L’école a été effectivement bien secouée. On se rappelle ce qui s’est passé au Sud du pays. Il y a eu des établissements, des Cem, des écoles et instituts qui ont été saccagés, des matériels scolaires qui ont été aussi détruits. L’université Cheikh Anta Diop a connu une fermeture d’une année académique (presque 8 mois) à cause des turbulences politiques, cela montre aussi que l’éducation a été secouée. A Saint-Louis, à l’Université Gaston Berger (Ugb), nous avons enregistré 3 morts à cause des violences, l’année scolaire a été perturbée. Peut-être que nous n’avons pas connu des perturbations endogènes, venant du système lui-même, de grèves d’enseignants comme on a eu à les vivre, liées à des facteurs exogènes… Le jeu politique a impacté négativement le système éducatif. Il y a eu des vacances forcées. On a anticipé sur des vacances scolaires parce que simplement on craignait qu’il y ait telle ou telle turbulence. Cette crise politique a bien secoué le secteur de l’éducation et de la formation. Et cela s’est produit de manière inéquitable, puisque certaines zones ont été plus secouées que d’autres, alors qu’à l’heure du bilan, ils vont subir tous les mêmes évaluations. Maintenant, nous avons toujours dit qu’on peut comprendre que le système éducatif, qui est une société en miniature, puisse subir les soubresauts de la société. Mais nous considérons que, plus que cela, nous devons être un laboratoire qui construit des réponses pour la société. Nous pouvons vivre les violences, mais nous devons apporter des réponses à ces violences.

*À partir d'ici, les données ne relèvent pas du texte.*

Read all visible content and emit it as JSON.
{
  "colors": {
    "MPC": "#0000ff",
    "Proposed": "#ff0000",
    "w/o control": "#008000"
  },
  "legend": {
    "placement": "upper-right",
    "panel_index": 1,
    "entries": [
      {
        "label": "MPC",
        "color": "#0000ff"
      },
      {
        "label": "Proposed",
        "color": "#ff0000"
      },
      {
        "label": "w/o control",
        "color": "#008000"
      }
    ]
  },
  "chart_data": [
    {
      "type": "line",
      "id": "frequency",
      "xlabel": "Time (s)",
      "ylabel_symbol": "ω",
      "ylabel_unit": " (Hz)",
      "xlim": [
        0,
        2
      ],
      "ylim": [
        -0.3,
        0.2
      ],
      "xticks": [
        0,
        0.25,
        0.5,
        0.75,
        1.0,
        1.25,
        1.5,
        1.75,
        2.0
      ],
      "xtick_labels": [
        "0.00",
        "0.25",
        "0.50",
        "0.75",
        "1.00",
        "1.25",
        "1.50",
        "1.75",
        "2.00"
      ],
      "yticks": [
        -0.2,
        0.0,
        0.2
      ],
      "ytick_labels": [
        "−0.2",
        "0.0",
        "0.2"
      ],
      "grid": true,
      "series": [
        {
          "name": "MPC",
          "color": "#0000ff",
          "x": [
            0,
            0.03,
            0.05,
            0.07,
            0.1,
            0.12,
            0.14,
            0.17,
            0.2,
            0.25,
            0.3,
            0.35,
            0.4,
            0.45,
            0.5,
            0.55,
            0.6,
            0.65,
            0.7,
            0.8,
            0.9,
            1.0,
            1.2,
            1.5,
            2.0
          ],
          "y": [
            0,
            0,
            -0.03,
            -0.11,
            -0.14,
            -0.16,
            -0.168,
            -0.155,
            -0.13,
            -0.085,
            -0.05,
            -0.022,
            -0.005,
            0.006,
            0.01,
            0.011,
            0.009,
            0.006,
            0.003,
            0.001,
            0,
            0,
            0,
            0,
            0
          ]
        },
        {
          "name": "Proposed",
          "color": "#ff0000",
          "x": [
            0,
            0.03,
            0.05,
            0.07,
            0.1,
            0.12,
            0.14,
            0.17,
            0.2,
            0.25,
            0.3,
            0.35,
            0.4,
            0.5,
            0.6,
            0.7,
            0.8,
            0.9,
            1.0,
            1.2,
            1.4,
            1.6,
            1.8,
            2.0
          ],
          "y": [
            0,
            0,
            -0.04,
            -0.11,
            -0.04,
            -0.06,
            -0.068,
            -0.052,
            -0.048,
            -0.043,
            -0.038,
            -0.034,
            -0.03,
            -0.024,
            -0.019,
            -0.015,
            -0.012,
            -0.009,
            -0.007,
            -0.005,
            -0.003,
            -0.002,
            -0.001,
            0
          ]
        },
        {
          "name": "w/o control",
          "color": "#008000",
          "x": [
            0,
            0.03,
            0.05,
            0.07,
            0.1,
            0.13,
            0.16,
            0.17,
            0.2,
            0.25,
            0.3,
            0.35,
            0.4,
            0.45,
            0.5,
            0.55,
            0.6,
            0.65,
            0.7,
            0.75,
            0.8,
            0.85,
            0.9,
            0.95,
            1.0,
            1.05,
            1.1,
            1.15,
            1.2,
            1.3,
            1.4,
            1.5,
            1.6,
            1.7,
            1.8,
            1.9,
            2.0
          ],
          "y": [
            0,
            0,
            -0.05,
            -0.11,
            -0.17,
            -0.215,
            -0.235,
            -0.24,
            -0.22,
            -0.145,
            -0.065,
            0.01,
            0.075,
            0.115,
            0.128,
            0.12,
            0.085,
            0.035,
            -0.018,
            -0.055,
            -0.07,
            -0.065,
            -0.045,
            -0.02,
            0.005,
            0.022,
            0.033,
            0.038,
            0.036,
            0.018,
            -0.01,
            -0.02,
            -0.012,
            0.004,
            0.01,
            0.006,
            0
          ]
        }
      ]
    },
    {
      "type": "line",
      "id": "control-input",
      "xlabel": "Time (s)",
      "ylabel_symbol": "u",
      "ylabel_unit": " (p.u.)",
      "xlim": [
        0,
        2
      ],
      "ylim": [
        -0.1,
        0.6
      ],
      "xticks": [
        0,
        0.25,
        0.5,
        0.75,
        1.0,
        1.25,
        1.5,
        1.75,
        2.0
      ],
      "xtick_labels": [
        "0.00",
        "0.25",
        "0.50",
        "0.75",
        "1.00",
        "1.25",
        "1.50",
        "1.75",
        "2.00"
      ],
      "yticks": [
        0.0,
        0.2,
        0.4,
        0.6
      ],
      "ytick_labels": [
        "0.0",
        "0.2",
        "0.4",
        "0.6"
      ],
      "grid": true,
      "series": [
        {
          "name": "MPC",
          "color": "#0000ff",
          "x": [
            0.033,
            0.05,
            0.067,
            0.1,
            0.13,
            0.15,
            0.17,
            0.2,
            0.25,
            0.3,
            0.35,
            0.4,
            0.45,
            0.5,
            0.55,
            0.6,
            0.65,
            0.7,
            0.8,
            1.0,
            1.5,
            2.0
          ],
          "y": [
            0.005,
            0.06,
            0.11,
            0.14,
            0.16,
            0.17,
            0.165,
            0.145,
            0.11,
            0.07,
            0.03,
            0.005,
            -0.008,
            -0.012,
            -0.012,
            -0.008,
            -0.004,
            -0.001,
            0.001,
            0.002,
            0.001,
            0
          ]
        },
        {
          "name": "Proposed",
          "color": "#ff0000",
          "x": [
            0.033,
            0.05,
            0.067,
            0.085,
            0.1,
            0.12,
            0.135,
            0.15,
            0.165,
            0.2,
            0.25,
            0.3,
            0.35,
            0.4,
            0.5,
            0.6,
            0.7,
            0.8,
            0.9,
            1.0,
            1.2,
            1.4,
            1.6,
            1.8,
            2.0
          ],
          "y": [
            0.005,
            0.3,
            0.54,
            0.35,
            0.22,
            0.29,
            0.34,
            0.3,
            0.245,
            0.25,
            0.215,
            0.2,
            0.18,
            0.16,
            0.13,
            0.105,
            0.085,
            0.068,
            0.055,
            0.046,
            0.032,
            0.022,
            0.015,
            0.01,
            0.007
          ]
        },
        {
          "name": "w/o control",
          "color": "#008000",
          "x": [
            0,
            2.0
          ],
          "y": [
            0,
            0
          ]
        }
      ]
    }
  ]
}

Sur quoi devrait-on se projeter au sujet des perspectives pour l’école ?
C’est d’abord de demander que la question en lien avec ces perturbations et en lien avec ce que nous avons vécu avec la crise sanitaire et toutes les autres menaces, que ce soient des crises environnementales -à Saint-Louis, des écoles sont détériorées, des fois même délocalisées, des situations particulières, dans les îles du Saloum, à Fatick, la question de la salinisation, au niveau des frontières où il y a la menace sécuritaire-, tout cela nous amène, en termes de perspectives, à renforcer la résilience du système. En tout cas, nous y croyons. Le système éducatif doit être plus résilient, plus robuste pour pouvoir faire face à des chocs exogènes. Renforcer la résilience signifie concrètement qu’on puisse améliorer l’environnement des apprentissages. Des écoles doivent être clôturées. Une école clôturée, avec un gardien, ne peut être facilement atteinte par des manifestants. On doit y avoir de l’eau pour des sanitaires qui sont fonctionnels ; le cadre d’apprentissage doit être convivial. Il y a un minimum qu’il faut assurer. Or, si on regarde l’architecture de notre pays, ce qui est réservé à l’investissement, donc pour renforcer la résilience, est très faible. Donc, la résilience est une attente forte pour nous. Et, nous espérons que ces nouvelles autorités montrent la différence dans ce sens-là. Le deuxième élément, pour nous, c’est la vision. Il faut qu’on puisse stabiliser cette vision, montrer que l’école devrait continuer à être ce socle de développement, l’école devrait pouvoir écouter les autres acteurs. Actuellement, on est en train de vivre les Assises de la Justice, mais l’on se rend compte que le secteur de l’éducation n’y a pas été convié. Si nous n’avons pas une perception de répression par rapport à la Justice, nous devrions justement penser que les réponses qui seront sorties de ces assises devraient être portées par l’école, l’éducation, les lieux d’apprentissage, pour que les enfants grandissent avec des valeurs, pour que justement plus on avance d’ailleurs, qu’on soit dans une perspective de remplacer des prisons par des écoles. Il est temps qu’on ne soit plus dans cette perspective de répression.